Massa aksi disambut oleh Syamsul Bahri, Hakim Pengadilan Tinggi (PT) Medan, yang menyatakan bahwa pihaknya akan mempelajari fakta persidangan sebelum memberikan putusan atas perkara banding Jonny Ambarita.
“Kami akan mempelajari fakta persidangan yang diajukan, dan kami akan memberikan keputusan yang seadil-adilnya terhadap perkara ini,” ujarnya.
Hakim tersebut juga mengungkapkan bahwa dirinya adalah Hakim Ketua yang beberapa bulan lalu memvonis bebas Sorbatua Siallagan. “Setelah melihat fakta di persidangan, kami memutuskan bahwa perkara itu ranah perdata, bukan pidana,” tambahnya.
Kronologi
Pada 16 Januari 2025, empat anggota masyarakat adat Keturunan Ompu Mamontang Laut Ambarita Sihaporas divonis bersalah dan dijatuhi hukuman oleh Pengadilan Negeri Simalungun. Mereka adalah Thomson Ambarita, Parando Tamba, Giovani Ambarita, dan Jonny Ambarita, dengan putusan hukuman yang berbeda-beda.
Dalam perkara Nomor 376, Parando Tamba, Giovani Ambarita, dan Jonny Ambarita dinyatakan bersalah atas tindakan kekerasan yang mengakibatkan luka. Hakim menjatuhkan hukuman 1 tahun penjara bagi Parando Tamba dan Giovani Ambarita.
Sementara itu, dalam perkara Nomor 378, Jonny Ambarita dijatuhi hukuman 1 tahun 2 bulan penjara atas dakwaan melakukan kekerasan terhadap barang dan orang yang mengakibatkan luka. Adapun Thomson Ambarita, dalam perkara Nomor 377, divonis 1 tahun penjara dengan dakwaan serupa.
Dari keempat individu tersebut, Jonny Ambarita mengajukan banding atas putusan hakim dalam perkara Nomor 378. Kuasa hukumnya menegaskan bahwa hakim tidak mempertimbangkan fakta persidangan secara objektif.

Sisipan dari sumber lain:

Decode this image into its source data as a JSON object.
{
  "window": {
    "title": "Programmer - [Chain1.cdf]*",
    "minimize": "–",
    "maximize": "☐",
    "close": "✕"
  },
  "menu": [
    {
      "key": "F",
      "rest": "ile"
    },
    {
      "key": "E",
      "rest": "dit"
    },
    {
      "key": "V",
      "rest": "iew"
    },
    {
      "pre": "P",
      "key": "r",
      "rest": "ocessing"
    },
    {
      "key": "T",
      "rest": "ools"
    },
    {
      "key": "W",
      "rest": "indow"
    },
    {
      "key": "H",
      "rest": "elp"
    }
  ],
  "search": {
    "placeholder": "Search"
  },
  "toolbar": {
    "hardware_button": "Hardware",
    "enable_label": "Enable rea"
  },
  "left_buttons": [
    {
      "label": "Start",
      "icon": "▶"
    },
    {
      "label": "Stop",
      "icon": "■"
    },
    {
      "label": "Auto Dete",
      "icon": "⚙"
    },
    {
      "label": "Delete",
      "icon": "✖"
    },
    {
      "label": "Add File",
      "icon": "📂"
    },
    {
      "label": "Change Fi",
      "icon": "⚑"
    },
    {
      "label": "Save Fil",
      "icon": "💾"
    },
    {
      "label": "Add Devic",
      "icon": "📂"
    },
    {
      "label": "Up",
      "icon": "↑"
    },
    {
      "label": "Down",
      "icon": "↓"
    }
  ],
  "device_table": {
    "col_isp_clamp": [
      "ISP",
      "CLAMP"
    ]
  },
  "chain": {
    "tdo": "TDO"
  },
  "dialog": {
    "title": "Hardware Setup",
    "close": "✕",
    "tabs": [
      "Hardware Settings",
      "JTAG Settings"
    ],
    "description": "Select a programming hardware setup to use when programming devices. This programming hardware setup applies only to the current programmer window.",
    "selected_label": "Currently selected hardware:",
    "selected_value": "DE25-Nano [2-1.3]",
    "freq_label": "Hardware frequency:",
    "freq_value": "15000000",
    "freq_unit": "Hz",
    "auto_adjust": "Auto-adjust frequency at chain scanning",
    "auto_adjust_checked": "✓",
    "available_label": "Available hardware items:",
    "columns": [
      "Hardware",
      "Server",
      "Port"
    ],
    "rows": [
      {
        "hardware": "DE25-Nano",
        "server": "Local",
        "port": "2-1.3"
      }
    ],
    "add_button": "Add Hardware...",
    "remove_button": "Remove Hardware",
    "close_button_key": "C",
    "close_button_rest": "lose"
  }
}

Keempat pejuang adat Sihaporas ini sebelumnya ditangkap pada 22 Juli 2024 pukul 03.00 dini hari. Mereka mengalami kekerasan dari pihak kepolisian dan petugas keamanan PT TPL. Mereka sempat mengajukan gugatan praperadilan atas tindakan ini, namun Pengadilan Negeri Simalungun menolak gugatan tersebut, meskipun fakta persidangan menunjukkan adanya penggunaan kekerasan oleh aparat dalam proses penangkapan.